A day earlier, another set of officers received a "no-knock" warrant and invaded the house of 21 year old Duncan Lemp of Silver Spring, Maryland. Again, thinking that these were not officers but dangerous criminal invaders, police say he confronted them. Lemp was shot and killed in his own home, his girlfriend also being injured. However, his girlfriend states that they were sleeping in bed when the shooting began. Despite having no criminal record, officers claim that they were there to confiscate firearms Lemp was not allowed to have for undisclosed reasons. 

Many other innocent people, like Breonna, were killed in no-knock warrant raids at wrong addresses. A 7-year-old Detroit girl named Aiyana Stanley-Jones was killed in a similar raid in 2019, ironically during the search for the murderer of 17-year-old Je'rean Blake. The city of Detroit ended up settling with the family for millions.

68-year-old Eurie Stamps was also killed in a similar raid where police were looking for two young men who had sold drugs to an uncover officer; they invaded a home after already having arrested the suspect who lived there. Despite many people being charged for shooting officers in these misunderstandings, the officer who killed Stamps was not charged.

It's been reported that from 2010 to 2016 alone, at least 81 civilians and 13 law enforcement officers have been killed from "no-knock" warrant raids of this kind with many others being wounded.

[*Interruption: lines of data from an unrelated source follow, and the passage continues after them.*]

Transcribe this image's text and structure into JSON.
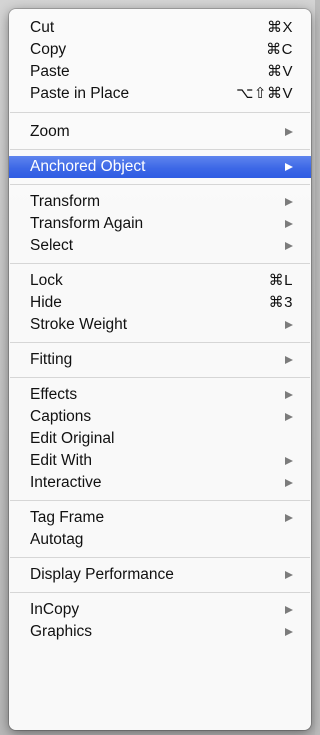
{
  "menu": {
    "groups": [
      {
        "items": [
          {
            "label": "Cut",
            "shortcut": "⌘X",
            "submenu": false
          },
          {
            "label": "Copy",
            "shortcut": "⌘C",
            "submenu": false
          },
          {
            "label": "Paste",
            "shortcut": "⌘V",
            "submenu": false
          },
          {
            "label": "Paste in Place",
            "shortcut": "⌥⇧⌘V",
            "submenu": false
          }
        ]
      },
      {
        "items": [
          {
            "label": "Zoom",
            "shortcut": "",
            "submenu": true
          }
        ]
      },
      {
        "items": [
          {
            "label": "Anchored Object",
            "shortcut": "",
            "submenu": true,
            "highlighted": true
          }
        ]
      },
      {
        "items": [
          {
            "label": "Transform",
            "shortcut": "",
            "submenu": true
          },
          {
            "label": "Transform Again",
            "shortcut": "",
            "submenu": true
          },
          {
            "label": "Select",
            "shortcut": "",
            "submenu": true
          }
        ]
      },
      {
        "items": [
          {
            "label": "Lock",
            "shortcut": "⌘L",
            "submenu": false
          },
          {
            "label": "Hide",
            "shortcut": "⌘3",
            "submenu": false
          },
          {
            "label": "Stroke Weight",
            "shortcut": "",
            "submenu": true
          }
        ]
      },
      {
        "items": [
          {
            "label": "Fitting",
            "shortcut": "",
            "submenu": true
          }
        ]
      },
      {
        "items": [
          {
            "label": "Effects",
            "shortcut": "",
            "submenu": true
          },
          {
            "label": "Captions",
            "shortcut": "",
            "submenu": true
          },
          {
            "label": "Edit Original",
            "shortcut": "",
            "submenu": false
          },
          {
            "label": "Edit With",
            "shortcut": "",
            "submenu": true
          },
          {
            "label": "Interactive",
            "shortcut": "",
            "submenu": true
          }
        ]
      },
      {
        "items": [
          {
            "label": "Tag Frame",
            "shortcut": "",
            "submenu": true
          },
          {
            "label": "Autotag",
            "shortcut": "",
            "submenu": false
          }
        ]
      },
      {
        "items": [
          {
            "label": "Display Performance",
            "shortcut": "",
            "submenu": true
          }
        ]
      },
      {
        "items": [
          {
            "label": "InCopy",
            "shortcut": "",
            "submenu": true
          },
          {
            "label": "Graphics",
            "shortcut": "",
            "submenu": true
          }
        ]
      }
    ]
  },
  "colors": {
    "highlight": "#3d68e6",
    "arrow": "#7c7c7c",
    "separator": "#d6d6d6"
  }
}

It's time for change in America. Police not announcing themselves in any form of raid is asking for a fatal misunderstanding on either side. It isn't fair to civilians, police officers, or their families to allow this practice to continue. We also must address negligence and incompetence in raid executions, extended training, and required release of body-cam footage to allow for fair trials that put justice first.